Brüssel schlägt nicht mit Gegenzöllen zurück. Trump hatte den europäischen Ländern zuletzt einen gehörigen Schrecken eingejagt. Der "Dealmaker-in-Chief" drohte mit einem Zollsatz von 30 Prozent, falls bis zum 1. August keine Einigung erzielt würde. (...) Die meisten EU-Staaten hatten bereits in der letzten Woche grünes Licht für die 15 Prozent gegeben - nach Ansicht vieler europäischer Politiker ist das immer noch besser als eine Situation ohne Deal. (...)

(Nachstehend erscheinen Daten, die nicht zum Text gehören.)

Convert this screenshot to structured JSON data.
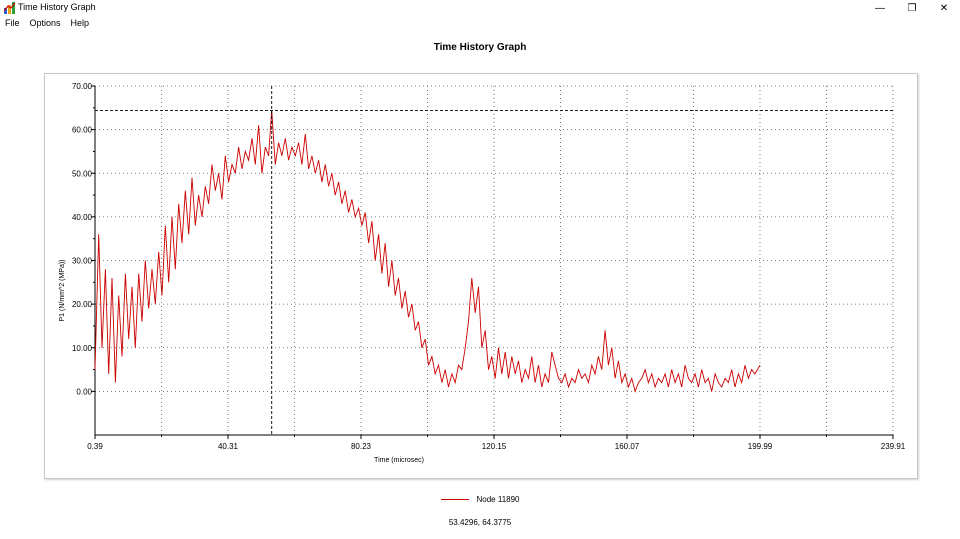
{
  "window": {
    "title": "Time History Graph",
    "controls": [
      "—",
      "❐",
      "✕"
    ]
  },
  "menu": [
    "File",
    "Options",
    "Help"
  ],
  "chart_data": {
    "type": "line",
    "title": "Time History Graph",
    "xlabel": "Time (microsec)",
    "ylabel": "P1 (N/mm^2 (MPa))",
    "xlim": [
      0.39,
      239.91
    ],
    "ylim": [
      -10,
      70
    ],
    "xticks": [
      "0.39",
      "40.31",
      "80.23",
      "120.15",
      "160.07",
      "199.99",
      "239.91"
    ],
    "yticks": [
      "70.00",
      "60.00",
      "50.00",
      "40.00",
      "30.00",
      "20.00",
      "10.00",
      "0.00"
    ],
    "grid": true,
    "legend_position": "bottom-center",
    "series": [
      {
        "name": "Node 11890",
        "color": "#cc0000",
        "x": [
          0.39,
          1.5,
          2.5,
          3.5,
          4.5,
          5.5,
          6.5,
          7.5,
          8.5,
          9.5,
          10.5,
          11.5,
          12.5,
          13.5,
          14.5,
          15.5,
          16.5,
          17.5,
          18.5,
          19.5,
          20.5,
          21.5,
          22.5,
          23.5,
          24.5,
          25.5,
          26.5,
          27.5,
          28.5,
          29.5,
          30.5,
          31.5,
          32.5,
          33.5,
          34.5,
          35.5,
          36.5,
          37.5,
          38.5,
          39.5,
          40.5,
          41.5,
          42.5,
          43.5,
          44.5,
          45.5,
          46.5,
          47.5,
          48.5,
          49.5,
          50.5,
          51.5,
          52.5,
          53.43,
          54.5,
          55.5,
          56.5,
          57.5,
          58.5,
          59.5,
          60.5,
          61.5,
          62.5,
          63.5,
          64.5,
          65.5,
          66.5,
          67.5,
          68.5,
          69.5,
          70.5,
          71.5,
          72.5,
          73.5,
          74.5,
          75.5,
          76.5,
          77.5,
          78.5,
          79.5,
          80.5,
          81.5,
          82.5,
          83.5,
          84.5,
          85.5,
          86.5,
          87.5,
          88.5,
          89.5,
          90.5,
          91.5,
          92.5,
          93.5,
          94.5,
          95.5,
          96.5,
          97.5,
          98.5,
          99.5,
          100.5,
          101.5,
          102.5,
          103.5,
          104.5,
          105.5,
          106.5,
          107.5,
          108.5,
          109.5,
          110.5,
          111.5,
          112.5,
          113.5,
          114.5,
          115.5,
          116.5,
          117.5,
          118.5,
          119.5,
          120.5,
          121.5,
          122.5,
          123.5,
          124.5,
          125.5,
          126.5,
          127.5,
          128.5,
          129.5,
          130.5,
          131.5,
          132.5,
          133.5,
          134.5,
          135.5,
          136.5,
          137.5,
          138.5,
          139.5,
          140.5,
          141.5,
          142.5,
          143.5,
          144.5,
          145.5,
          146.5,
          147.5,
          148.5,
          149.5,
          150.5,
          151.5,
          152.5,
          153.5,
          154.5,
          155.5,
          156.5,
          157.5,
          158.5,
          159.5,
          160.5,
          161.5,
          162.5,
          163.5,
          164.5,
          165.5,
          166.5,
          167.5,
          168.5,
          169.5,
          170.5,
          171.5,
          172.5,
          173.5,
          174.5,
          175.5,
          176.5,
          177.5,
          178.5,
          179.5,
          180.5,
          181.5,
          182.5,
          183.5,
          184.5,
          185.5,
          186.5,
          187.5,
          188.5,
          189.5,
          190.5,
          191.5,
          192.5,
          193.5,
          194.5,
          195.5,
          196.5,
          197.5,
          198.5,
          199.99
        ],
        "values": [
          5,
          36,
          10,
          28,
          4,
          26,
          2,
          22,
          8,
          27,
          12,
          24,
          10,
          27,
          16,
          30,
          19,
          28,
          20,
          32,
          22,
          38,
          25,
          40,
          28,
          43,
          34,
          46,
          36,
          49,
          38,
          45,
          40,
          47,
          43,
          52,
          46,
          50,
          44,
          54,
          48,
          52,
          50,
          56,
          51,
          55,
          53,
          58,
          52,
          61,
          50,
          56,
          54,
          64.4,
          52,
          57,
          54,
          58,
          53,
          56,
          54,
          57,
          52,
          59,
          51,
          54,
          50,
          53,
          48,
          52,
          47,
          50,
          45,
          48,
          43,
          46,
          41,
          44,
          40,
          42,
          38,
          41,
          34,
          39,
          30,
          36,
          27,
          34,
          24,
          30,
          22,
          26,
          19,
          23,
          17,
          20,
          14,
          16,
          10,
          12,
          6,
          8,
          4,
          6,
          2,
          5,
          1,
          4,
          2,
          6,
          5,
          10,
          16,
          26,
          18,
          24,
          10,
          14,
          5,
          8,
          3,
          10,
          4,
          9,
          3,
          8,
          4,
          7,
          2,
          5,
          3,
          8,
          2,
          6,
          1,
          4,
          2,
          9,
          6,
          3,
          2,
          4,
          1,
          3,
          2,
          5,
          3,
          4,
          2,
          6,
          4,
          8,
          5,
          14,
          6,
          10,
          3,
          7,
          2,
          4,
          1,
          3,
          0,
          2,
          3,
          5,
          2,
          4,
          1,
          3,
          2,
          4,
          1,
          5,
          2,
          4,
          1,
          6,
          3,
          2,
          4,
          1,
          5,
          2,
          3,
          0,
          4,
          2,
          1,
          3,
          2,
          5,
          1,
          4,
          2,
          6,
          3,
          5,
          4,
          6
        ]
      }
    ],
    "crosshair": {
      "x": 53.4296,
      "y": 64.3775,
      "label": "53.4296, 64.3775"
    }
  }
}
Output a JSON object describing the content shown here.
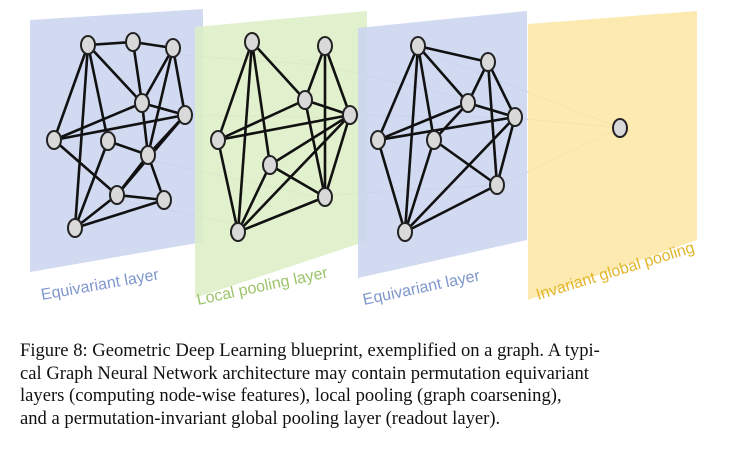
{
  "figure": {
    "layers": [
      {
        "label": "Equivariant layer",
        "fill": "#c9d3ef",
        "edge_color": "#111111",
        "text_color": "#7f97cc"
      },
      {
        "label": "Local pooling layer",
        "fill": "#dcefc4",
        "edge_color": "#111111",
        "text_color": "#9cc46a"
      },
      {
        "label": "Equivariant layer",
        "fill": "#c9d3ef",
        "edge_color": "#111111",
        "text_color": "#7f97cc"
      },
      {
        "label": "Invariant global pooling",
        "fill": "#fbe6a3",
        "edge_color": "#111111",
        "text_color": "#e3b52a"
      }
    ]
  },
  "caption": {
    "lines": [
      "Figure 8: Geometric Deep Learning blueprint, exemplified on a graph.  A typi-",
      "cal Graph Neural Network architecture may contain permutation equivariant",
      "layers (computing node-wise features), local pooling (graph coarsening),",
      "and a permutation-invariant global pooling layer (readout layer)."
    ]
  }
}
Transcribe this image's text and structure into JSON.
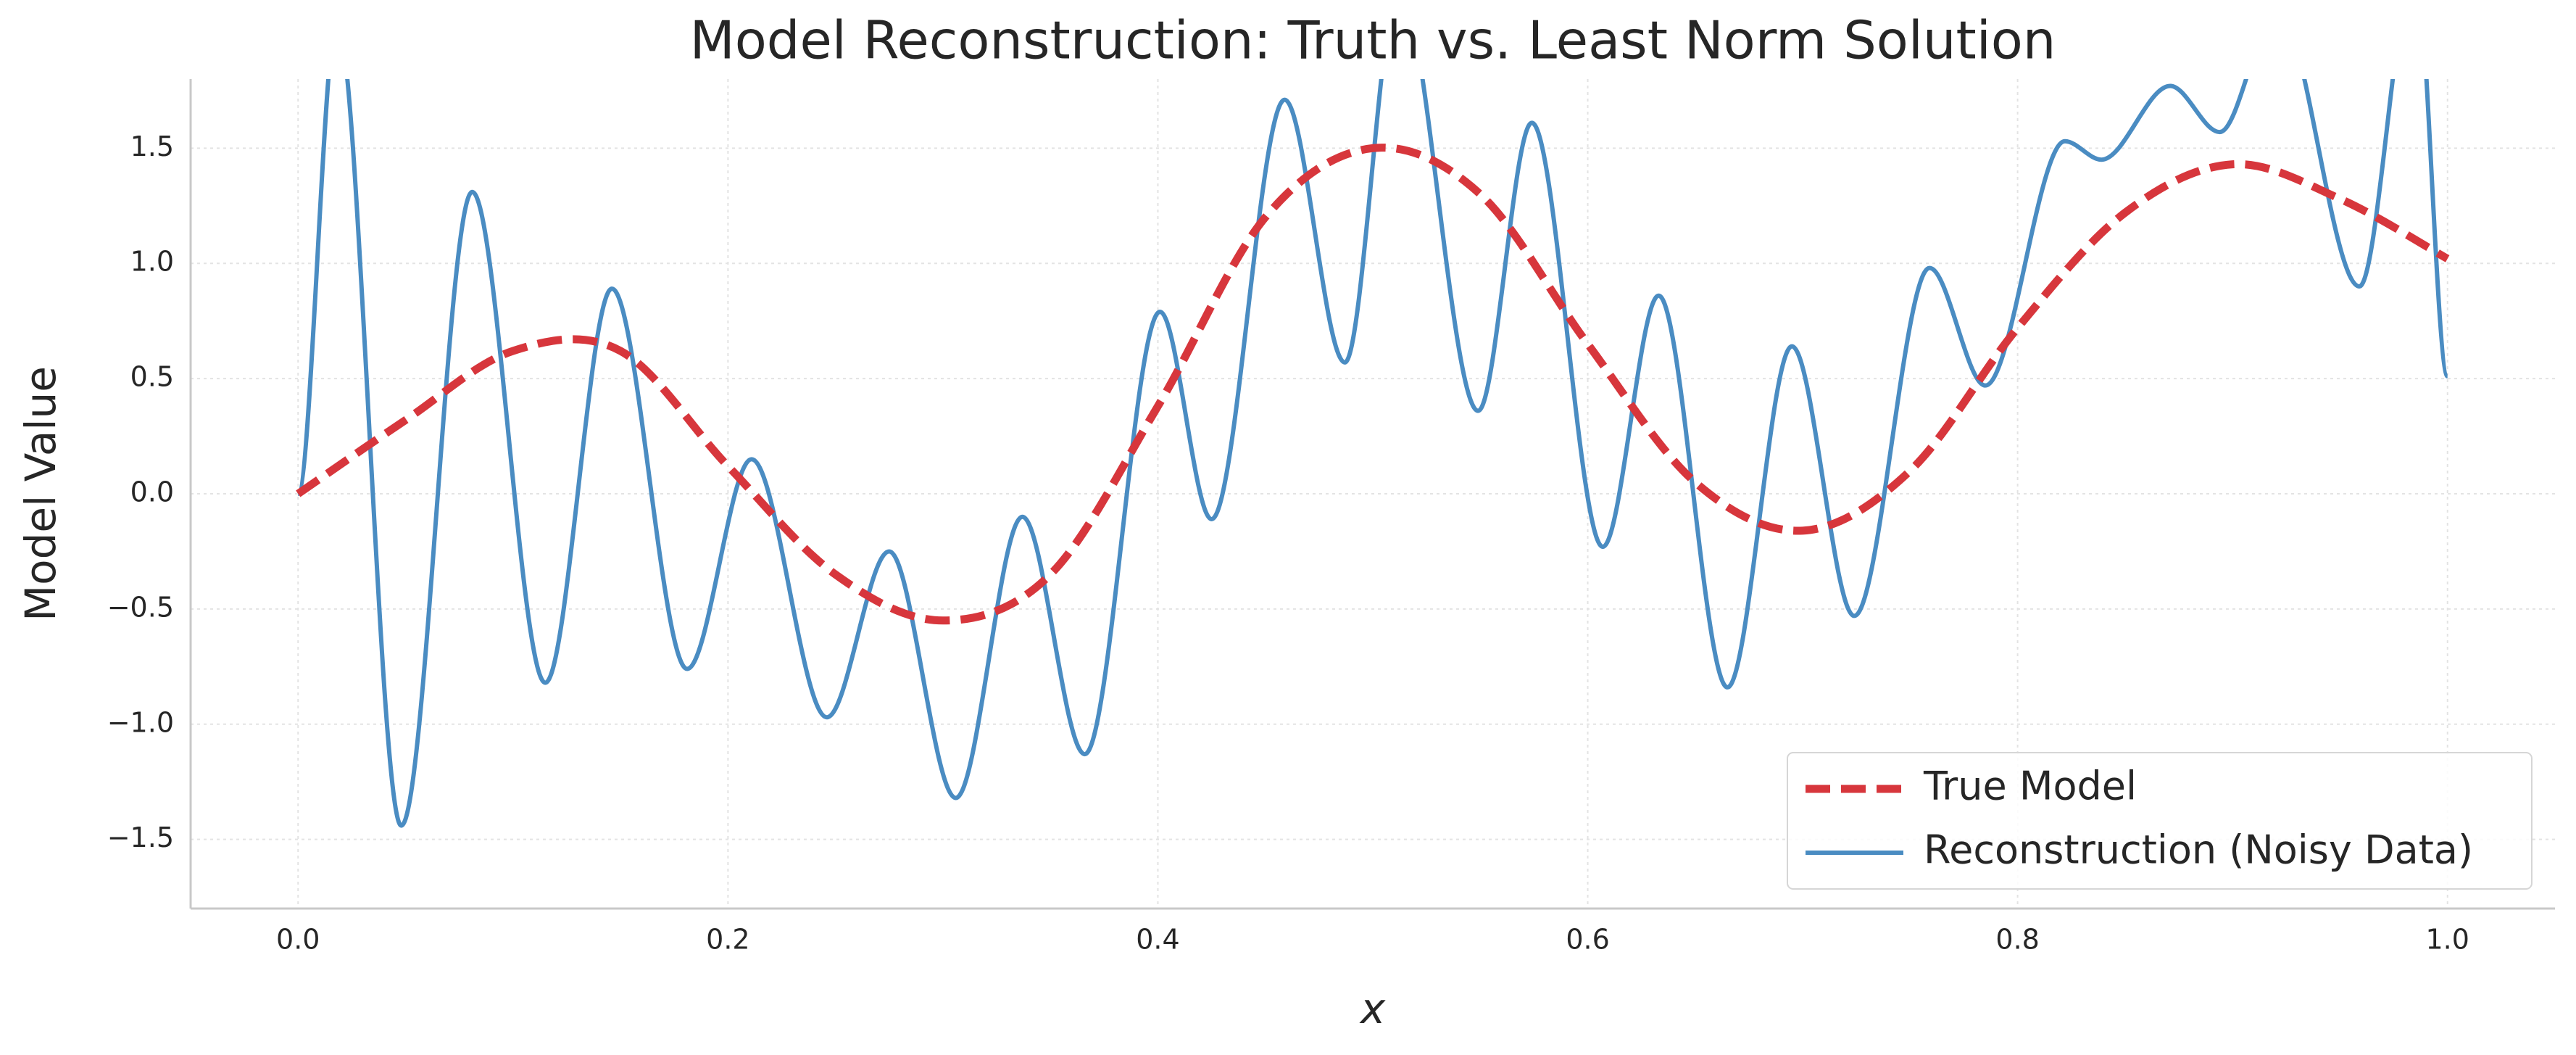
{
  "chart_data": {
    "type": "line",
    "title": "Model Reconstruction: Truth vs. Least Norm Solution",
    "xlabel": "x",
    "ylabel": "Model Value",
    "xlim": [
      -0.05,
      1.05
    ],
    "ylim": [
      -1.8,
      1.8
    ],
    "xticks": [
      {
        "value": 0,
        "label": "0.0"
      },
      {
        "value": 0.2,
        "label": "0.2"
      },
      {
        "value": 0.4,
        "label": "0.4"
      },
      {
        "value": 0.6,
        "label": "0.6"
      },
      {
        "value": 0.8,
        "label": "0.8"
      },
      {
        "value": 1,
        "label": "1.0"
      }
    ],
    "yticks": [
      {
        "value": -1.5,
        "label": "−1.5"
      },
      {
        "value": -1,
        "label": "−1.0"
      },
      {
        "value": -0.5,
        "label": "−0.5"
      },
      {
        "value": 0,
        "label": "0.0"
      },
      {
        "value": 0.5,
        "label": "0.5"
      },
      {
        "value": 1,
        "label": "1.0"
      },
      {
        "value": 1.5,
        "label": "1.5"
      }
    ],
    "grid": true,
    "legend": "lower right",
    "series": [
      {
        "name": "True Model",
        "color": "#d7363c",
        "dashed": true,
        "x": [
          0,
          0.05,
          0.1,
          0.15,
          0.2,
          0.25,
          0.3,
          0.35,
          0.4,
          0.45,
          0.5,
          0.55,
          0.6,
          0.65,
          0.7,
          0.75,
          0.8,
          0.85,
          0.9,
          0.95,
          1.0
        ],
        "values": [
          0,
          0.32,
          0.62,
          0.62,
          0.12,
          -0.35,
          -0.55,
          -0.35,
          0.38,
          1.2,
          1.5,
          1.3,
          0.65,
          0.05,
          -0.16,
          0.1,
          0.72,
          1.22,
          1.43,
          1.28,
          1.02
        ]
      },
      {
        "name": "Reconstruction (Noisy Data)",
        "color": "#4a8cc2",
        "dashed": false,
        "x": [
          0,
          0.018,
          0.048,
          0.081,
          0.115,
          0.146,
          0.181,
          0.211,
          0.246,
          0.275,
          0.306,
          0.337,
          0.366,
          0.401,
          0.425,
          0.459,
          0.487,
          0.512,
          0.549,
          0.574,
          0.607,
          0.633,
          0.665,
          0.695,
          0.724,
          0.759,
          0.785,
          0.822,
          0.839,
          0.871,
          0.894,
          0.921,
          0.959,
          0.985,
          1.0
        ],
        "values": [
          0,
          2.05,
          -1.44,
          1.31,
          -0.82,
          0.89,
          -0.76,
          0.15,
          -0.97,
          -0.25,
          -1.32,
          -0.1,
          -1.13,
          0.79,
          -0.11,
          1.71,
          0.57,
          2.2,
          0.36,
          1.61,
          -0.23,
          0.86,
          -0.84,
          0.64,
          -0.53,
          0.98,
          0.47,
          1.53,
          1.45,
          1.77,
          1.57,
          2.1,
          0.9,
          2.3,
          0.51
        ]
      }
    ]
  }
}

EU-Kommissionspräsidentin Ursula von der Leyen räumte ein, dass die Erhöhung auf 15 Prozent für manche Unternehmer ein schwerer Schlag ist. Zugleich betont sie, dass Brüssel bestrebt ist, neue Handelswege zu erschließen. Mit Indien, Indonesien und dem südamerikanischen Handelsblock Mercosur werden Freihandelsabkommen ausgearbeitet. Für die Niederlande als eine Logistik-Drehscheibe Europas kann dies wiederum viele neue Chancen mit sich bringen."
"The Irish Times" (Dublin):
"Die durchschnittlichen Zölle von 15 Prozent auf EU-Importe in die USA - eine zentrale Komponente der Übereinkunft - sind rund dreimal so hoch wie zu Beginn der Präsidentschaft von Donald Trump. Das wird auf beiden Seiten des Atlantiks wirtschaftliche Schäden verursachen. Was auch immer Trumps Vorwürfe gegen die EU in Bezug auf Importe aus den USA sein mögen, dieses Vorgehen bedeutet, dass die US-Verbraucher am Ende mehr bezahlen müssen und Europa darunter leiden wird.
Trump stellt das Abkommen, das auch Verpflichtungen der EU zum Kauf von US-Energie und militärischer Ausrüstung enthält, als einen Triumph dar. Tatsächlich hat er viel von dem bekommen, was er wollte. Die EU war in der Defensive - vielleicht weil sie von dem Wunsch getrieben war, dass die USA weiterhin die NATO und die Ukraine unterstützen. Sie war konfrontiert mit einem US-Präsidenten, der eine unerbittliche Zollpolitik verfolgt, die teils durch wirtschaftlichen Nationalismus, teils durch die Notwendigkeit motiviert ist, Geld für die US-Staatskasse zu beschaffen. Der wichtigste Gewinn für die EU - und für Irland - aus diesem Rahmenabkommen besteht darin, dass es das Risiko eines Handelskrieges vermeidet, der unvorhersehbare und gefährliche Folgen gehabt hätte."
"Kleine Zeitung" (Klagenfurt/Graz):
Dem von Trump geschwungenen "Zollhammer" hatte die EU ohnehin wenig entgegenzusetzen. Denn Europa braucht den US-Markt schlicht mehr als umgekehrt.